Employees are talking about your brand on social media – in fact, 50% of employees share about their company without any prompting. According to Statista, there are nearly 120 million full-time employees in the U.S. alone, meaning 60 million employees choose to talk about their employer online.
The good news is that their message is overwhelmingly positive; the bad news is that all this employee advocacy is happening beyond your awareness. Employees share about your company on social media without training or any guidance on brand safe content.
According Proskauer Rose LLP’s Social Media in the Workplace: Around the World 3.0 survey, 90% of companies now use social media for business purposes – up from 60% a year ago. However, many business leaders are uneasy about asking employees to help attract new employees and new customers on social media. Businesses are stuck in this contradiction because they fear what employees will tell the world.
When huge brands like Dell, IBM, Adobe, Pepsi and MasterCard have thousands of employees who have been trained to share brand-safe content, clearly this cognitive dissonance can be resolved. The key is to understand why employees would advocate for the company. What’s in it for them? How do you make it feel natural for them to advocate? How can you motivate them to do it well?
First, help employees understand what the company stands for. All people and particularly Millennials, who will make up 50% of your workforce in 5 years and 75% in 10 years, want to find fulfillment in their work and want their contributions make a difference in the world.
However, the average American worker knows shockingly little about the companies he or she works for. According to Gallup’s 2013 State of the Global Workplace, just 41% of U.S. employees know what their company stands for and what makes its brand different from competitors’ brands.
A sense of fulfillment is unattainable if you don’t understand your company’s own mission and why your work matters.
When employees in the dark are finally empowered to talk about their company on social media, they build that understanding. When employees view great content, think about it and then share it, it fulfills this intrinsic desire for understanding and purpose in work. This sets the stage for you to tap into three motivators that can make advocacy central to your culture:
1. Pride
Employee advocacy develops an understanding of the brand, and in turn, this produces a sense of pride in sharing. According to Gallup, Americans spend an average 47 hours of their week working – they want friends and family to know what they work so hard at and why it matters.
This is why employees especially enjoy sharing corporate social responsibility initiatives like sustainable environmental practices, volunteering and donation programs. Even videos of employees working on the latest initiative, or a testimonial about a company that is using your product, can stoke feelings of dignity and gratification.
Your employees want to share what makes them proud to work because it is core to their identity and sense of meaning in life.
2. Recognition
When social content recognizes individual employees and teams, they and their colleagues want to share. It’s like giving a friend a big digital high-five.
The social relationships within your company matter to people, and this is why recognition matters. Besides an appearance in social content, recognition can take many forms including acknowledgement from managers and executives.

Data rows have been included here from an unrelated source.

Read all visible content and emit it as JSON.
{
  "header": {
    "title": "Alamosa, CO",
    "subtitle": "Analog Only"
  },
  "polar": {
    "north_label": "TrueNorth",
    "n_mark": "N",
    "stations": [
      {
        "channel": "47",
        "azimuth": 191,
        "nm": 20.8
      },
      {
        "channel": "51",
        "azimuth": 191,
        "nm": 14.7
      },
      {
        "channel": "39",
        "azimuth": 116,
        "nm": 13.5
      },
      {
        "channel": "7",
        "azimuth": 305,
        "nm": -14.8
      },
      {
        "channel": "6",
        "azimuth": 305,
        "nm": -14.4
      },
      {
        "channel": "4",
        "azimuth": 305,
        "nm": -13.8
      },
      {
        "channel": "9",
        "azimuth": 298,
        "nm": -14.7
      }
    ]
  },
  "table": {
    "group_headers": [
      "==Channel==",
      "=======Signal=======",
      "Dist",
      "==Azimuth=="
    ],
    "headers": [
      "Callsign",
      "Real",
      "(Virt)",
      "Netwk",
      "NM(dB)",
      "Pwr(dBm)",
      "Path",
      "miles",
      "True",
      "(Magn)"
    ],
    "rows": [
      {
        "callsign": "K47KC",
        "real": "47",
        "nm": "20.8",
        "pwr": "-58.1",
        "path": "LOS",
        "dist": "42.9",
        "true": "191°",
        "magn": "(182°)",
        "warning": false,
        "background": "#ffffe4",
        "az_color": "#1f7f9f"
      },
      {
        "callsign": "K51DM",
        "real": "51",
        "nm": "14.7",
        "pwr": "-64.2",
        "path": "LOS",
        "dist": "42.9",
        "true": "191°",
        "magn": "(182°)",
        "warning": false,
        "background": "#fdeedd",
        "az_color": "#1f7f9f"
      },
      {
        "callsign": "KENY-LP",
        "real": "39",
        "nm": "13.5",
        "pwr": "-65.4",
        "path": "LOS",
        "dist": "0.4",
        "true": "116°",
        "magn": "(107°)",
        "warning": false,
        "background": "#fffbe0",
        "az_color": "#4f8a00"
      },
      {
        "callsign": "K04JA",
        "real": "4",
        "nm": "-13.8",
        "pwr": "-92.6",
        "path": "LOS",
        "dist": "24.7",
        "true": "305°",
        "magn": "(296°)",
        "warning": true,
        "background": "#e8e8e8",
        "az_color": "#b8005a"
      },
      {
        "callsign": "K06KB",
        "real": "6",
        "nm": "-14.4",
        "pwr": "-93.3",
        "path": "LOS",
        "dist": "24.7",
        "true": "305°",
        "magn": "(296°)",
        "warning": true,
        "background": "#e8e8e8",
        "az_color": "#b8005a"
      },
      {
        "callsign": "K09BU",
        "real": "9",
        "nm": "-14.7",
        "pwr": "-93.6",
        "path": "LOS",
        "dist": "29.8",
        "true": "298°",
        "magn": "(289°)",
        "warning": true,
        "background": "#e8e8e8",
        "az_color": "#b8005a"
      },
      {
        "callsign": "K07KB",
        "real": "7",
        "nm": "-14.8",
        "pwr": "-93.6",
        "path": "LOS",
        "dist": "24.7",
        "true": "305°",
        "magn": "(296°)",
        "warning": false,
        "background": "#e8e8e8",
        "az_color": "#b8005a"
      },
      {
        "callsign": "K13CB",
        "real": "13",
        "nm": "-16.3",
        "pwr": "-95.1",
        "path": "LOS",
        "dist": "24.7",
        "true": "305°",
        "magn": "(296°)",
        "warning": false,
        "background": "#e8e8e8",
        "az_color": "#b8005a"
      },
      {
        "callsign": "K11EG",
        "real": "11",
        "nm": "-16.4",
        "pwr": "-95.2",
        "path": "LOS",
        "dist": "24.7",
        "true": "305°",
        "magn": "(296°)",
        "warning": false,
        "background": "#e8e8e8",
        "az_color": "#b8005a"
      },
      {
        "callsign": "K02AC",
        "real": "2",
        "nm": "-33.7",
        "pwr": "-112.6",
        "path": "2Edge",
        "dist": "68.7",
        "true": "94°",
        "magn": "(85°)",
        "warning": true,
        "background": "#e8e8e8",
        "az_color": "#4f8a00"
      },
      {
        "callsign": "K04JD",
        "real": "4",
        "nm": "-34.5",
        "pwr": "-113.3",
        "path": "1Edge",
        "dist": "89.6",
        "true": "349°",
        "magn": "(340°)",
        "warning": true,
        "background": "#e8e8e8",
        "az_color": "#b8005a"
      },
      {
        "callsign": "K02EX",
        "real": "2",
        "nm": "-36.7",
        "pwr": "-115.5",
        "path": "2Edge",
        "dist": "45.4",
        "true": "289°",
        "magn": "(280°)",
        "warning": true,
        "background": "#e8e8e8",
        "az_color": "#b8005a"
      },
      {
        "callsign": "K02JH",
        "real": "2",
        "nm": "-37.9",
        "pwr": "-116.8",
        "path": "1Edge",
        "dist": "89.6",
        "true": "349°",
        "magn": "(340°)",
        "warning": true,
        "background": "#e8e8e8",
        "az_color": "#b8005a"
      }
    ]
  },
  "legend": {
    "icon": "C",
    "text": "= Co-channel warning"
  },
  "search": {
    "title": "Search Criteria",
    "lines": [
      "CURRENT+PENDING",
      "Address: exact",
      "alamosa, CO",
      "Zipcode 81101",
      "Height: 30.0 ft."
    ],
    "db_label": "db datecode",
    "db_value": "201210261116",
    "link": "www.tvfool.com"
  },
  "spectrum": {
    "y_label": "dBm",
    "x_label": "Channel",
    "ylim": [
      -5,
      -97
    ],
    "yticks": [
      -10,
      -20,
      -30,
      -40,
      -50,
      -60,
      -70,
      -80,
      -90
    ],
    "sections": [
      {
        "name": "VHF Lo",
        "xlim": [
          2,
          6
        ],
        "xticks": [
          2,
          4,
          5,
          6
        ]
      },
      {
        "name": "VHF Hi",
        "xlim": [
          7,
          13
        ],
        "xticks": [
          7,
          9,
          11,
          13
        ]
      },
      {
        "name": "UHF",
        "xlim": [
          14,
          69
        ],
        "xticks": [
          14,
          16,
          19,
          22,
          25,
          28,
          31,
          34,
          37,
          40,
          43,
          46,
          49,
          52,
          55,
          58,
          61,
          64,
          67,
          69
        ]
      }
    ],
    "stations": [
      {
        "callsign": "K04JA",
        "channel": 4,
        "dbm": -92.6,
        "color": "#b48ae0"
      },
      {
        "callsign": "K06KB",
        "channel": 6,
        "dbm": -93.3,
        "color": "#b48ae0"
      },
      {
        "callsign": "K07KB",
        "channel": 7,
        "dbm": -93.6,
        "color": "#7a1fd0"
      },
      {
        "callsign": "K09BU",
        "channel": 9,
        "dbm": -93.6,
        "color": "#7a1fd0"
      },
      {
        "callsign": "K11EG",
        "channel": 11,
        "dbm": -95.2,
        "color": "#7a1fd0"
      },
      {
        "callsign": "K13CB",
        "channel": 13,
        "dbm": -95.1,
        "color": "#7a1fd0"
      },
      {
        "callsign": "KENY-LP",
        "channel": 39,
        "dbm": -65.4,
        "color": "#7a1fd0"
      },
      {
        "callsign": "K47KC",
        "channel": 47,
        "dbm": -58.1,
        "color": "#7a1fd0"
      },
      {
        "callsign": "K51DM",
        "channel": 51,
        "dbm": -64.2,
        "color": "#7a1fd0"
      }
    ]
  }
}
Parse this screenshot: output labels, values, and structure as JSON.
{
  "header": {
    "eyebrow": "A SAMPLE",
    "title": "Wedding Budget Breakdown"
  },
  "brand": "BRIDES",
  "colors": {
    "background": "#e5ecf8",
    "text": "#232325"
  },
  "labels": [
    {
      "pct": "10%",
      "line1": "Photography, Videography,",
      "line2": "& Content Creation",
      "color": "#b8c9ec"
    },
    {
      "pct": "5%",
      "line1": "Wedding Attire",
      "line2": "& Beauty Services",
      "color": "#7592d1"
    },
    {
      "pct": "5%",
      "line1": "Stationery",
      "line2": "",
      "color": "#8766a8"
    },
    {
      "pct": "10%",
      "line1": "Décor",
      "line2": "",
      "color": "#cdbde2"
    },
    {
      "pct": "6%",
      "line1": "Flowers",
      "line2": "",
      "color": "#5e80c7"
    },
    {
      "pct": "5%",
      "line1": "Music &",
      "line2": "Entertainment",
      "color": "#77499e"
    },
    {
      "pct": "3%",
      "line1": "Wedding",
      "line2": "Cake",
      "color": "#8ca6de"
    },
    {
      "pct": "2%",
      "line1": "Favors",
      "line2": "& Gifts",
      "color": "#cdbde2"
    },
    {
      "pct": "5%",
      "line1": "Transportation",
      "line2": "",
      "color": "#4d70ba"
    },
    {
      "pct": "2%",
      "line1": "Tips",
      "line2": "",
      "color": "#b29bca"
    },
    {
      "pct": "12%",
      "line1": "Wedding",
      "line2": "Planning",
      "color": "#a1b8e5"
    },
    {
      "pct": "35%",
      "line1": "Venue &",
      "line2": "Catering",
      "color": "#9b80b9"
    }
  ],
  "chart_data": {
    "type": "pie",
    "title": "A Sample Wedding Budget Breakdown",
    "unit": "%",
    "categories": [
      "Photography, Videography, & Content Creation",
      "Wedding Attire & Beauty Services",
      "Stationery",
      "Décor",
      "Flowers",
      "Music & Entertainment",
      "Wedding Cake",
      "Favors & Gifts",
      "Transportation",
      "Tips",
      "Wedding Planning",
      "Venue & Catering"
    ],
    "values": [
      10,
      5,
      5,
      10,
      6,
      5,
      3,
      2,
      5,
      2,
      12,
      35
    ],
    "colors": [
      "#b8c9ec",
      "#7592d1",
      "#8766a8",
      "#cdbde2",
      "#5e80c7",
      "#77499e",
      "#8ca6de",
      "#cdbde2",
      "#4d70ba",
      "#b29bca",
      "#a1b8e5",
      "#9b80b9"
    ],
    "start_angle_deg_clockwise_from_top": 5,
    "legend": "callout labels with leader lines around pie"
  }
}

When executives re-tweet an employee’s comments, shout out over Facebook or post a story about how one department just invented the next big thing, employees remember it and feel appreciated. Recognition helps employees remember that they are the voice of their company.
3. Advancement
If an employee helps to drive awareness, leads, purchases, new hires and key partnerships through social media activity, is that not a sign of an innovative, future leader? Why not look at social media as a proving ground for leadership potential?
Social media is simply a communication medium, and when employees show command in its arena, they are really showing potential to lead others. The companies that see social media as a training ground for professional development will motivate employee advocates to their full potential.
Acknowledging people with training opportunities, inviting them to lunches with executives, gathering high performers together and promoting leaders all demonstrate that employee advocacy is valued. Likewise, referral bonuses for employees who successfully share job opportunities on social media send the same message. Rewarding people for being outstanding connectors and ambassadors for a company just makes good business sense.
Everyone in your organization knows that social media is important. It continues to be a frontier where the opportunities for employees to create value are largely untapped.
When you train your employees, provide them with great content to share, help them cultivate understanding and pride, and then recognize their advocacy publicly and with advancement, they become an even more powerful asset.
When you link social media to advancement, I promise you, employees will want to be trained and given tools to succeed. Social media is the arena where individuals can, through the power of their own voice, stand out on an enormous scale. An as an employer, what could be a better way to identify leaders who can really represent your brand to customers, partners, job candidates and the press? Empower advocates – help them discover deeper meaning and opportunity in their work – and they will power your brand.